Kesederhanaan memang melekat kuat di lingkungan desa, namun kemajuan jaman pastilah penting untuk perkembangan ke depan desa. Desa mungkin mengambil sedikit kemajuan jaman sebagai alat untuk memperbaiki kualitas produksi dalam negeri bukan diperbudak oleh majunya jaman. Angkutan umum antar desa itu tidak ada, para warga hanya mengandalkan sepeda motor untuk mengatasi perjalanan yang jauh antar dusun ataupun lintas desa, dan mobil pun dapat kita hitung dengan jari jumlahnya. Mobil hanya digunakan untuk transportasi masal seperti pengangkutan hasil panen dan lainnya. Mayoritas warga masih menggunakan kaki-kaki kuat mereka untuk berjalan bila memang jarak tempuh tidak begitu jauh. Mungkin ini terdengar lucu ataupun keren, dimana “dekat” untuk warga desa itu berbeda dengan arti “dekat” di kota. dikarenakan jarak satu rumah ke rumah lain cukup jauh gapnya dan kebiasaan warga berjalan dengan kaki, dekat itu bisa mencapai 1 km.
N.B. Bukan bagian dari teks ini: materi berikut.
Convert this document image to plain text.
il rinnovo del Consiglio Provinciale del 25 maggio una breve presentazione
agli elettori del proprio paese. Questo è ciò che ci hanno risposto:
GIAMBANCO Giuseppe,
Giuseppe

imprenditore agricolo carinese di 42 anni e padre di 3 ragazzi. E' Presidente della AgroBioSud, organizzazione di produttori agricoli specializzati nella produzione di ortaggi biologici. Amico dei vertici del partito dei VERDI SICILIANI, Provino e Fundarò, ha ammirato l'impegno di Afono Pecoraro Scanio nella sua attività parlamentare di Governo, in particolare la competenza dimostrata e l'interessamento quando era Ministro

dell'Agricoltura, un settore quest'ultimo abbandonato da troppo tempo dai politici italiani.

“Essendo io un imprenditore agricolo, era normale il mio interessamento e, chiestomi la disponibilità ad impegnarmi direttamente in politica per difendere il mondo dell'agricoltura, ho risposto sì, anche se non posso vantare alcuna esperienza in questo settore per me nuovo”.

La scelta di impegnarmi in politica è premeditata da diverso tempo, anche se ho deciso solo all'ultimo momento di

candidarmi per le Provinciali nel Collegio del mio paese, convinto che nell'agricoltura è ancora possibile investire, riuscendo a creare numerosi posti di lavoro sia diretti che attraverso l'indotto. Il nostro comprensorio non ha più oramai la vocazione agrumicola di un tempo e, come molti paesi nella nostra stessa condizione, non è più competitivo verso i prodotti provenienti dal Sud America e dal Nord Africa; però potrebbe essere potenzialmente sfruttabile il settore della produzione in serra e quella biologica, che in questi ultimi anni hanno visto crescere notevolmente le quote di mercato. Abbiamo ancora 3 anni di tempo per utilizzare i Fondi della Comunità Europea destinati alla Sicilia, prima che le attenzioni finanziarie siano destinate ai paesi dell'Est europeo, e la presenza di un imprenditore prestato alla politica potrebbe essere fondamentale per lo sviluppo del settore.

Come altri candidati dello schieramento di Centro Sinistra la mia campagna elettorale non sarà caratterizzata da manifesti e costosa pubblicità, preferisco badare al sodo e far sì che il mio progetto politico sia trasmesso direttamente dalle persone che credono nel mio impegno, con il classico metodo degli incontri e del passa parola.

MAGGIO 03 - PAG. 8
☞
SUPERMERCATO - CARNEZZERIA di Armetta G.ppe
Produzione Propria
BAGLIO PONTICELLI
Jadi bila di desa dikatakan dekat, maka siap-siapkan kakimu untuk berjalan jauh hehe.


Desa Salakaria yang kami datangi itu memiliki penduduk yang seluruhnya beragama Islam. Dalam satu desa terdapat 25 mushola dan 7 masjid jami. Masjid jami biasanya dipakai untuk ibadah-ibadah bersama seperti shalat jum’at atau shalat sunnat tarawih. Pengajian selalu rutin dilakukan di desa ini. Bila ditanya ada program atau acara apa saja di desa, jawabannya pasti pengajian dan pengajian lagi. Pengajian ada yang rutin setiap minggu di tiap dusun dan ada pula pengajian rutin bulanan desa. Pengajian bisa untuk umum, ibu-ibu dan anak-anak. Luar biasa sekali suasana ruhani di desa tersebut. Makna Islam masihlah terus bermekaran dan dijaga di desa tersebut. Hal tersebut mungkin menjadi modal bagi warga untuk tetap mengingatkan diri bahwa mereka tetaplah manusia dan mahluk ciptaan Allah. Suatu bentuk modal untuk tidak menyombongkan diri. 

Sungguh damai dan indah sekali, walaupun warga sedikit dengan luas wilayah yang besar, desa memang tempat yang baik sebagai sarana menenangkan hati dan pikiran. Tak perlu berpusing-pusing ria karena rasa ikhlas itu ada.